SALT LAKE CITY -- In a transaction completed on a warped and rickety pulpit, the Olympic ideal was formally sold Friday.
The buyers were public opinion, network television and jingoism.
The price was justice.
The cost was integrity.
The new owners will move in as soon as they can evict those awful Russians.
Two gold medals, for an event that had earlier possessed a defined winner and runner-up.
Two more gold medals than pieces of clear evidence to support them.
Two more gold medals than stomach muscles in the people who made the decision.
There is only one reason the Olympic arm pulled Canadian pairs skaters Jamie Sale and David Pelletier up to the top step of the podium Friday with Russians Elena Berezhnaya and Anton Sikharulidze.
Because they were tired of that arm being twisted.
They were weary of newspaper criticism in the United States and Canada, worn out from the screeching on NBC, worried that their Games were being obscured by a fur-lined, bespectacled vision named Marie Reine Le Gougne.
This wasn't a cry for justice.
It was a cry of uncle.
By changing medal colors because of judging misconduct for the first time in 106 years of Olympic history, the Olympic bosses betrayed their own motto.
Faster, Higher, Stronger?
Weaker, Weaker, Weaker.
They changed a medal despite no definitive proof it was awarded unfairly.
They changed a medal despite no exhaustive search for that proof.
Instead of carefully awarding the medal, they tossed it over their shoulders while on a dead run from an angry mob.
The IOC could have simply requested an investigation and kept the medals intact, a long but fair process that could have contributed to the reformation of a troubled sport.
But instead, the IOC took the easy way out and just smelted another piece of gold.
Said IOC President Jacques Rogge: "I don't think this has created damage to the Olympic movement because it was resolved fast."
Hey, he's right. It worked. The mob relented. Smiles all around. The Olympics have been saved!
You won't be hearing that in many places today. Certainly, there is no defense for the sort of vote-rigging for which Le Gougne has been accused. Based on past figure skating problems, who could discount anything?
But it's still only an accusation. And even in this nutty environment, there still exists the concept of a fair trial.

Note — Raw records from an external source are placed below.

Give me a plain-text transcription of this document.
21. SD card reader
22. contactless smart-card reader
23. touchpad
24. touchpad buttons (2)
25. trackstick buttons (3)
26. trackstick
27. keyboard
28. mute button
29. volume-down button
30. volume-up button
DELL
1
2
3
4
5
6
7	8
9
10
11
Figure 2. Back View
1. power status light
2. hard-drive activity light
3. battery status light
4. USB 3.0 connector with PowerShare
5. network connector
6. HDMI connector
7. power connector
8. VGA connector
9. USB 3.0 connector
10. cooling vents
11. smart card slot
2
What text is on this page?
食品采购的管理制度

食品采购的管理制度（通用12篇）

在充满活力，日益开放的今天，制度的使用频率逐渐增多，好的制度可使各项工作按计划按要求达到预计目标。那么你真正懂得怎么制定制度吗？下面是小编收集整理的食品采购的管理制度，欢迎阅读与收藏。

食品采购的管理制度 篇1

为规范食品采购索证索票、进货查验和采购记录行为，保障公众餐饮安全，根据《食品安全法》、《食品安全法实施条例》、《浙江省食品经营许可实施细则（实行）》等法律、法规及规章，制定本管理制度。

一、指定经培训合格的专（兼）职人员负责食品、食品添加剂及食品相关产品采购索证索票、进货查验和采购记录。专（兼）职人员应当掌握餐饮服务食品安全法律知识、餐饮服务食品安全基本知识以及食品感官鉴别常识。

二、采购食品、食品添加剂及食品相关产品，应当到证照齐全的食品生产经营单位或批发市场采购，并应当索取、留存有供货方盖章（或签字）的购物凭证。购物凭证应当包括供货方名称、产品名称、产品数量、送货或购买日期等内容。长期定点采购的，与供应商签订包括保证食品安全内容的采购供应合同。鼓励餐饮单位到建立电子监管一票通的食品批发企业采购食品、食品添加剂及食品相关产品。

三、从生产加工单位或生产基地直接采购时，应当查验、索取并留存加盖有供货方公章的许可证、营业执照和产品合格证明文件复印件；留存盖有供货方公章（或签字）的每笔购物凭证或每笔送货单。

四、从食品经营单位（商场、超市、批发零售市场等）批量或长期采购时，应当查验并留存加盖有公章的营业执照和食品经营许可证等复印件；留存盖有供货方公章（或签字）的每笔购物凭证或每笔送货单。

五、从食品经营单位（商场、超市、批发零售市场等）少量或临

It's not as pretty or charming, but isn't due process still more important than Jamie Sale or David Pelletier? And simply because they have a much smaller voice here, is it really fair to ignore the Russians, who will forever share their gold medal simply by being in the wrong place at the wrong time?
When asked to guess his country's feelings about sharing that medal, a Russian journalist shrugged.
"Can you share a wife?" asked Nikolai Dolgopolov, executive editor of Trud, one of the largest Russian newspapers. "I know I can't."
While only two Russians asked questions during the hourlong medals news conference -- they may have been the only two Russian reporters in the room -- other officials were contacted later.
As stunning as it might sound to those who have increasingly regarded them as invisible, they are alive and hurting.
"This is an unprecedented decision that turned out to be a result of pressure by the North American press, and turned out in favor of the fanatically loyal (North American) fans," Valentin Piseyev, Russia's skating boss, told Russia's NTV television by telephones from Salt Lake City.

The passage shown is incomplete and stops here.